Will Humble, former director of the department who now is executive director of the Arizona Public Health Association, said this kind of data is particularly useful for those making policy decisions regarding smaller geographic areas, such as school districts.
The virus can crop up in clusters, he suggested, because it can pass so easily from one person to another, especially in certain environments.
“It is distinguished from influenza, for example. What you see with influenza is a more sporadic type of situation,” Humble said. “This virus is more contagious than influenza … especially with certain environments like bars and nightclubs.”
According to data compiled by hc1, the COVID-19 positivity rate for those 20-29 years old in Scottsdale was 24 percent in May, when hordes of young people were seen at local bars and clubs.
In August, after bars were closed most of the month under an executive order from Gov.
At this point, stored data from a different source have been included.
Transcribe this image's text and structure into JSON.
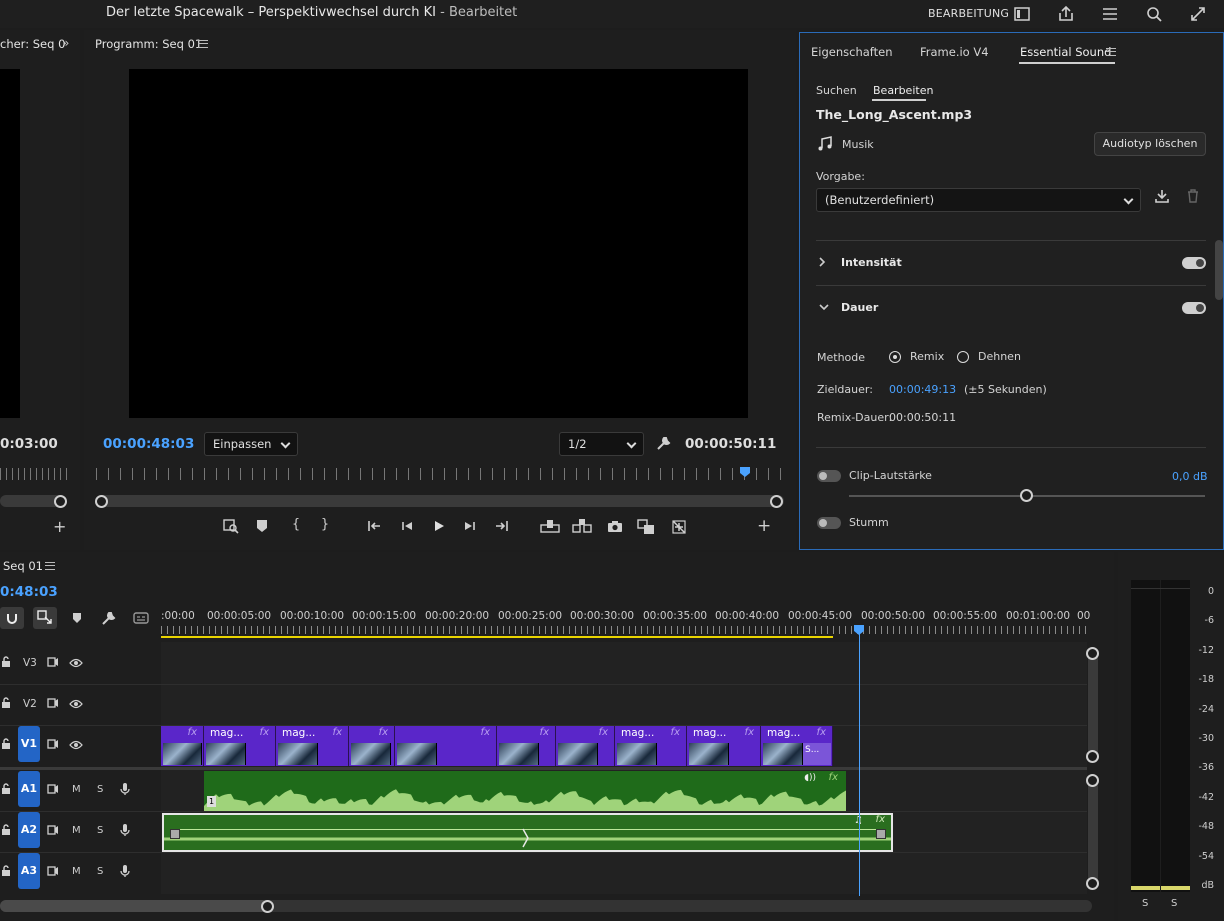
{
  "titlebar": {
    "title": "Der letzte Spacewalk – Perspektivwechsel durch KI",
    "status": "- Bearbeitet",
    "workspace": "BEARBEITUNG"
  },
  "source_panel": {
    "title": "cher: Seq 0",
    "timecode": "0:03:00"
  },
  "program": {
    "title": "Programm: Seq 01",
    "timecode_current": "00:00:48:03",
    "fit": "Einpassen",
    "resolution": "1/2",
    "timecode_duration": "00:00:50:11"
  },
  "essential_sound": {
    "tabs": [
      "Eigenschaften",
      "Frame.io V4",
      "Essential Sound"
    ],
    "subtabs": [
      "Suchen",
      "Bearbeiten"
    ],
    "file_name": "The_Long_Ascent.mp3",
    "audio_type": "Musik",
    "clear_button": "Audiotyp löschen",
    "preset_label": "Vorgabe:",
    "preset_value": "(Benutzerdefiniert)",
    "section_intensity": "Intensität",
    "section_duration": "Dauer",
    "method_label": "Methode",
    "method_remix": "Remix",
    "method_stretch": "Dehnen",
    "target_label": "Zieldauer:",
    "target_value": "00:00:49:13",
    "target_note": "(±5 Sekunden)",
    "remix_label": "Remix-Dauer:",
    "remix_value": "00:00:50:11",
    "clip_volume_label": "Clip-Lautstärke",
    "clip_volume_value": "0,0 dB",
    "mute_label": "Stumm"
  },
  "timeline": {
    "title": "Seq 01",
    "timecode": "0:48:03",
    "ruler": [
      ":00:00",
      "00:00:05:00",
      "00:00:10:00",
      "00:00:15:00",
      "00:00:20:00",
      "00:00:25:00",
      "00:00:30:00",
      "00:00:35:00",
      "00:00:40:00",
      "00:00:45:00",
      "00:00:50:00",
      "00:00:55:00",
      "00:01:00:00",
      "00"
    ],
    "tracks": {
      "v3": "V3",
      "v2": "V2",
      "v1": "V1",
      "a1": "A1",
      "a2": "A2",
      "a3": "A3",
      "m": "M",
      "s": "S"
    },
    "clip_name": "mag...",
    "clip_fx": "fx",
    "last_clip_name": "S..."
  },
  "meter": {
    "scale": [
      "0",
      "-6",
      "-12",
      "-18",
      "-24",
      "-30",
      "-36",
      "-42",
      "-48",
      "-54",
      "dB"
    ],
    "channels": [
      "S",
      "S"
    ]
  }
}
Doug Ducey, the percent positive for that age group in Scottsdale dropped to 8 percent.
Research from around the world supports the idea that transmission of the virus can be feast or famine.
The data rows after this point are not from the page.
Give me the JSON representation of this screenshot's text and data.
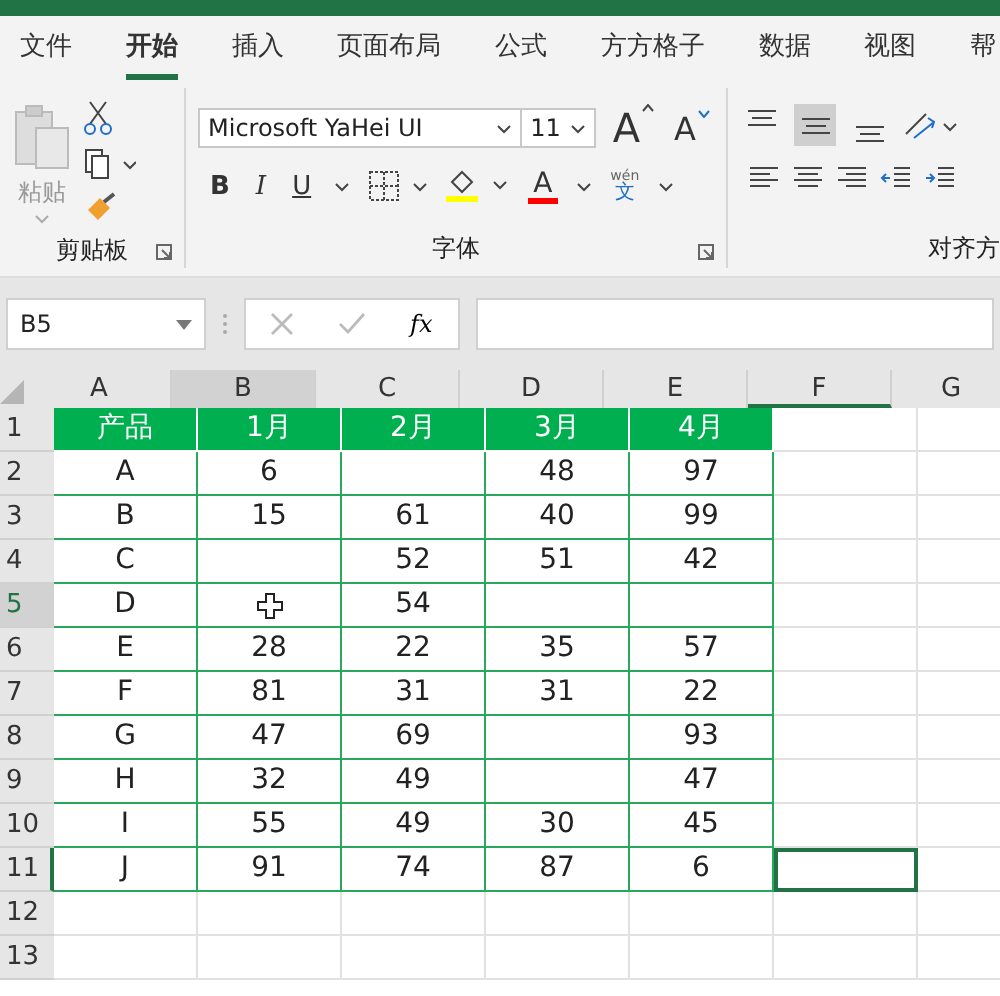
{
  "menu_tabs": [
    {
      "label": "文件",
      "selected": false
    },
    {
      "label": "开始",
      "selected": true
    },
    {
      "label": "插入",
      "selected": false
    },
    {
      "label": "页面布局",
      "selected": false
    },
    {
      "label": "公式",
      "selected": false
    },
    {
      "label": "方方格子",
      "selected": false
    },
    {
      "label": "数据",
      "selected": false
    },
    {
      "label": "视图",
      "selected": false
    },
    {
      "label": "帮",
      "selected": false
    }
  ],
  "ribbon": {
    "paste_label": "粘贴",
    "clipboard_label": "剪贴板",
    "font_name": "Microsoft YaHei UI",
    "font_size": "11",
    "font_label": "字体",
    "grow_label": "A",
    "shrink_label": "A",
    "bold_label": "B",
    "italic_label": "I",
    "underline_label": "U",
    "font_color_label": "A",
    "phonetic_top": "wén",
    "phonetic_bottom": "文",
    "align_label": "对齐方",
    "align_buttons": [
      {
        "kind": "top",
        "selected": false
      },
      {
        "kind": "middle",
        "selected": true
      },
      {
        "kind": "bottom",
        "selected": false
      }
    ]
  },
  "formula_bar": {
    "name_box": "B5",
    "fx": "fx"
  },
  "columns": [
    {
      "label": "A",
      "selected": false,
      "active": false
    },
    {
      "label": "B",
      "selected": true,
      "active": false
    },
    {
      "label": "C",
      "selected": false,
      "active": false
    },
    {
      "label": "D",
      "selected": false,
      "active": false
    },
    {
      "label": "E",
      "selected": false,
      "active": false
    },
    {
      "label": "F",
      "selected": false,
      "active": true
    },
    {
      "label": "G",
      "selected": false,
      "active": false
    }
  ],
  "rows": [
    {
      "label": "1",
      "selected": false,
      "active": false,
      "cells": [
        "产品",
        "1月",
        "2月",
        "3月",
        "4月"
      ]
    },
    {
      "label": "2",
      "selected": false,
      "active": false,
      "cells": [
        "A",
        "6",
        "",
        "48",
        "97"
      ]
    },
    {
      "label": "3",
      "selected": false,
      "active": false,
      "cells": [
        "B",
        "15",
        "61",
        "40",
        "99"
      ]
    },
    {
      "label": "4",
      "selected": false,
      "active": false,
      "cells": [
        "C",
        "",
        "52",
        "51",
        "42"
      ]
    },
    {
      "label": "5",
      "selected": true,
      "active": false,
      "cells": [
        "D",
        "",
        "54",
        "",
        ""
      ]
    },
    {
      "label": "6",
      "selected": false,
      "active": false,
      "cells": [
        "E",
        "28",
        "22",
        "35",
        "57"
      ]
    },
    {
      "label": "7",
      "selected": false,
      "active": false,
      "cells": [
        "F",
        "81",
        "31",
        "31",
        "22"
      ]
    },
    {
      "label": "8",
      "selected": false,
      "active": false,
      "cells": [
        "G",
        "47",
        "69",
        "",
        "93"
      ]
    },
    {
      "label": "9",
      "selected": false,
      "active": false,
      "cells": [
        "H",
        "32",
        "49",
        "",
        "47"
      ]
    },
    {
      "label": "10",
      "selected": false,
      "active": false,
      "cells": [
        "I",
        "55",
        "49",
        "30",
        "45"
      ]
    },
    {
      "label": "11",
      "selected": false,
      "active": true,
      "cells": [
        "J",
        "91",
        "74",
        "87",
        "6"
      ]
    },
    {
      "label": "12",
      "selected": false,
      "active": false,
      "cells": []
    },
    {
      "label": "13",
      "selected": false,
      "active": false,
      "cells": []
    }
  ]
}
In one notable case from Washington state in March, one sick member of a choir sang in a room with 60 other people for two and a half hours. A Centers for Disease Control and Prevention report found that 87 percent of the people there got sick; three were hospitalized and two died.
On the other hand, stories abound about people living in close contact with an infected person for weeks without getting sick.
With COVID-19, it appears that a small number of infected people often are responsible for widespread transmission.
Efrem Lim is a virologist with Arizona State University who leads his institution’s collaboration with the Arizona COVID-19 Genomics Union, an alliance of researchers from across the state that collects viral samples, sequences their genomes and shares the findings.
What they’ve found is the virus is constantly mutating, albeit usually in a way that doesn’t make it more or less dangerous to humans, Lim said.
These tiny changes, however, do cause it to leave a paper trail in its genetic code as it spreads from person to person. If someone has an identical version of the virus as another, they likely contracted it from that person, or at least the chain of transmission between the two is short.
The researchers have examined more than 3,000 positive samples and recently published an analysis of their data in the American Society for Microbiology journal mBio.
They found that the virus started circulating in Arizona in February and these first instances of community spread were imported from the outbreak in Washington state.
Lim’s group determined that the state’s first COVID-19 case – a member of the ASU community who had recently returned from China – resulted in no additional cases.
“So that was the opposite of a superspreader, someone who was very compliant, followed the rules, isolated, and there you go,” Lim said. “You see evidence of it completely shutting down the chain of transmission.”
Their data also showed where one infection resulted in many others, whether through a single superspreader event or through a chain of transmission.
This quality of the virus – that some can give it to no one and others to many – does not have to do with its genetics, Lim said.
For various reasons, he added, it is possible that some people may shed more virus than others, but an undoubtedly important factor is the choices an infected person makes.
“A lot of it is actually driven by human behavior, which is why it’s important that people should still keep wearing a mask,” Lim said.